May 8, 2015 2:49 pm at 2:49 pm #1076349JosephParticipantDY and all:
If you were redt a shidduch for your daughter of a guy similarly cultured as your daughter, born in the same country, born Jewish, FFB (parents or grandparents were converts), fully frum and is either seriously koveia itim or is seriously learning full time (depending whichever your daughter is looking for) and is a black man with an Afro hair (by nature not design) and you’re doing all your shidduch research on him and just as your about to finish your research (everything looks good) your redt another shidduch (by a different shadchan) of another guy [ready to go out] with all the same attributes as above except it’s a white yeshiva guy from a Lithuanian or Hungarian family background instead of the Nigerian background of Bochor One. In a nutshell, other than the ethnicity both are equal and Bochor Two has no other advantages. Do you send your daughter on a date with Bochor One or do you wait to see if Bochor Two is shayach?
May 8, 2015 2:53 pm at 2:53 pm #1076350Avi KParticipantJoseph, he who hesitates is lost. While he’s waiting the first guy might find someone else and the second might not pan out.
May 8, 2015 3:29 pm at 3:29 pm #1076351JosephParticipantAvi K: In the above scenario both bachelors already said yes to go out with your daughter and agreed to remain available for her for a reasonable time for you to respond yea or nay. In short, you don’t have to worry about time and losing the dating possibility.
May 8, 2015 7:17 pm at 7:17 pm #1076352☕ DaasYochid ☕ParticipantJoseph, what you’re trying to ask is, are we racists.
What answer do you expect?
May 8, 2015 10:19 pm at 10:19 pm #1076353JosephParticipantDY: An honest answer.
May 8, 2015 10:42 pm at 10:42 pm #1076354☕ DaasYochid ☕ParticipantNo, I’m not a racist.
May 8, 2015 10:51 pm at 10:51 pm #1076355JosephParticipantThank you.

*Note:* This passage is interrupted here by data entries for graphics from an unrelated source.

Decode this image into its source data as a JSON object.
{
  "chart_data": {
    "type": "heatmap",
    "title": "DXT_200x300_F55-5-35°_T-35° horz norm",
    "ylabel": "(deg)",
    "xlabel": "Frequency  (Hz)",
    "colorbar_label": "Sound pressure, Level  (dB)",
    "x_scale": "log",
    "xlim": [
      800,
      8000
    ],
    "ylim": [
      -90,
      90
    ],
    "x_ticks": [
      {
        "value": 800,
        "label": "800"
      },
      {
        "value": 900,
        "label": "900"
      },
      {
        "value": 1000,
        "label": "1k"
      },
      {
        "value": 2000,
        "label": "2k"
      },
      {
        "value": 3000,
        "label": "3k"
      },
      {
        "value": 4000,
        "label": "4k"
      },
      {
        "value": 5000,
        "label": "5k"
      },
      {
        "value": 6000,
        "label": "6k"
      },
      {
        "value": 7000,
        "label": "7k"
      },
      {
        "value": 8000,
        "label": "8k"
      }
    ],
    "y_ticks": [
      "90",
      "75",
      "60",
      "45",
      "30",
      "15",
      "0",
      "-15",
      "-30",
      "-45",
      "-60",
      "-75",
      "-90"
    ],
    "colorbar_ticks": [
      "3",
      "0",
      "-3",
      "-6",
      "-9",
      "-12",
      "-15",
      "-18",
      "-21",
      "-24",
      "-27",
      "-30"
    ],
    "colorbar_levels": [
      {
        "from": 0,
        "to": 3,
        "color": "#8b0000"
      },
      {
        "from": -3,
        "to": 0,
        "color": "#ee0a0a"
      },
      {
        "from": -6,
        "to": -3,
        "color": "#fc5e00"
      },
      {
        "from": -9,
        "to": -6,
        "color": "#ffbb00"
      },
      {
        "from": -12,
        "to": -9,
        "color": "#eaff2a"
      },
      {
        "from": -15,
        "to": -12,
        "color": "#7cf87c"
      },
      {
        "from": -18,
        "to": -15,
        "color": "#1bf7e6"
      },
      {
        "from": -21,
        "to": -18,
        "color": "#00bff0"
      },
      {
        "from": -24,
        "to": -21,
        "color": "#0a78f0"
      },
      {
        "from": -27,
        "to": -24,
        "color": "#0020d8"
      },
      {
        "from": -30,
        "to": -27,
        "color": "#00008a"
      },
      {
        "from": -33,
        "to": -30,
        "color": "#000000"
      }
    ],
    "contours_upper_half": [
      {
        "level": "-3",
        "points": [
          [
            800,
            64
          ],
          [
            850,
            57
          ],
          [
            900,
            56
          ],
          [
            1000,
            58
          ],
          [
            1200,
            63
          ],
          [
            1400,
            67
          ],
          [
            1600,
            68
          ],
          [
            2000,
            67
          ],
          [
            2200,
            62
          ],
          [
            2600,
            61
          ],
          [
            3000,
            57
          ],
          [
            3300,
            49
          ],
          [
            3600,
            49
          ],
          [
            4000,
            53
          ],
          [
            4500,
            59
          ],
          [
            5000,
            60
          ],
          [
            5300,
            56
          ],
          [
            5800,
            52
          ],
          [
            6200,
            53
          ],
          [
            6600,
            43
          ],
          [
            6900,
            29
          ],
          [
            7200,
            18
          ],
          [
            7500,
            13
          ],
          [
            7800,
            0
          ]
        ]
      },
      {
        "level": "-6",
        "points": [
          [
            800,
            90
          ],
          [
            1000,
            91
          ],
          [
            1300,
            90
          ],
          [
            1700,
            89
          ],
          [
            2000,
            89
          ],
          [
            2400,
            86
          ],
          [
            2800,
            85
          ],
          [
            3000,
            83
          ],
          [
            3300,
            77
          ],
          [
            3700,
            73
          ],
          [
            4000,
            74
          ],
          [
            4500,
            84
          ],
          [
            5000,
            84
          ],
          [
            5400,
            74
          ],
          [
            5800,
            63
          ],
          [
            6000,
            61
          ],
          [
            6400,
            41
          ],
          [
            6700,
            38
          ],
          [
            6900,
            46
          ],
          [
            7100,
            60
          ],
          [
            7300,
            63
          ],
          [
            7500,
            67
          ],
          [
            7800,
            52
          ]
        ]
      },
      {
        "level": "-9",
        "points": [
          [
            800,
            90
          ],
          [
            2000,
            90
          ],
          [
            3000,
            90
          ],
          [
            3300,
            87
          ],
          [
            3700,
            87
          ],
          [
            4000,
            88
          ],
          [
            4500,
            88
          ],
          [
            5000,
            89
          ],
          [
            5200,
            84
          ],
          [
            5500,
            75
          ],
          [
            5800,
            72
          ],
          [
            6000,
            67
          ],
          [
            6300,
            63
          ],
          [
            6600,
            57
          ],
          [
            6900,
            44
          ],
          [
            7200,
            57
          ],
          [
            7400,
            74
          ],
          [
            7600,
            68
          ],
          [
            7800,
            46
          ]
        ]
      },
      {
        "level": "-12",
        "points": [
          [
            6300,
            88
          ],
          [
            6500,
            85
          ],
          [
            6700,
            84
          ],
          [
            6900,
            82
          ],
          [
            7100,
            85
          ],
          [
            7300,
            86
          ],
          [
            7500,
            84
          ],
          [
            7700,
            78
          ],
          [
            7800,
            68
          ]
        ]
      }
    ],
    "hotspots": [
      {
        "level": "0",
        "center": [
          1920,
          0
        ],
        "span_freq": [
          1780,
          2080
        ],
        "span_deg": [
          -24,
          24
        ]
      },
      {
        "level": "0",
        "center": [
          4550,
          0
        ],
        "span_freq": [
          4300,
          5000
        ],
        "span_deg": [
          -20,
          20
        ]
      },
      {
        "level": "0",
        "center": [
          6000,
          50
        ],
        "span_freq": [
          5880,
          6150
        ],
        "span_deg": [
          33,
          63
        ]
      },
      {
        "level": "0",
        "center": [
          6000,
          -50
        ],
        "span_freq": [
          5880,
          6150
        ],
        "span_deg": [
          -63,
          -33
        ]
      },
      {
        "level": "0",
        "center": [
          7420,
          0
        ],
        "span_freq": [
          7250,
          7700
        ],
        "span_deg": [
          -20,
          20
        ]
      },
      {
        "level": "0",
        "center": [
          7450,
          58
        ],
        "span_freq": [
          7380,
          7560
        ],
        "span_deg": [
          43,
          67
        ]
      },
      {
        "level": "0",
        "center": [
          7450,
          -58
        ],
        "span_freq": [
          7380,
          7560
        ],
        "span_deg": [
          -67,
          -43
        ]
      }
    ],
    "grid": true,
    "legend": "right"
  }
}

You’re sending your daughter out on a date with the ethnic Nigerian over the ethnic Lithuanian in the above scenario.
Any other takers?
May 8, 2015 10:57 pm at 10:57 pm #1076356WolfishMusingsParticipantIn a nutshell, other than the ethnicity both are equal and Bochor Two has no other advantages. Do you send your daughter on a date with Bochor One or do you wait to see if Bochor Two is shayach?
If the two are so truly equal that the only difference is their race, why should the parents care? Let the daughter go out with whichever one she wants.
(Yeah, I know… that’s a real radical idea)
The Wolf
May 8, 2015 11:23 pm at 11:23 pm #1076357JosephParticipantWolf: The daughter doesn’t know more than the parents know and she trusts her parents to do all the research, eliminate unsuitable candidates and recommend suitable candidates.
May 10, 2015 1:38 am at 1:38 am #1076358WolfishMusingsParticipantWolf: The daughter doesn’t know more than the parents
She can’t decide to whom she would have more of a physical attraction to? She can’t make a decision on her own?
If she’s completely incapable of supplying any input into her own marriage process, then I would argue that she’s not ready to get married.
The Wolf
May 10, 2015 2:57 am at 2:57 am #1076359JosephParticipantWolf: She won’t know how either looks until and unless she dates him. (There are no shidduch pictures as many families eschew them as inappropriate.) Many frum families use a traditional shidduch process where the parents do almost all of the legwork and the child will not date anyone not recommended by her parents. In the not distant past, for millenia, often the parents themselves would select a shidduch for their children with the child at most simply giving a yes or no when first meeting the mate. (And yes was the norm having reliance and trust in their parents.) Nowadays the paradigm has shifted but nevertheless in the frummer families the shidduch process is still parent-focused.
In any event, this is a bit off topic as the parameters are what I mentioned above whether you “would argue” the child should be providing more input or not.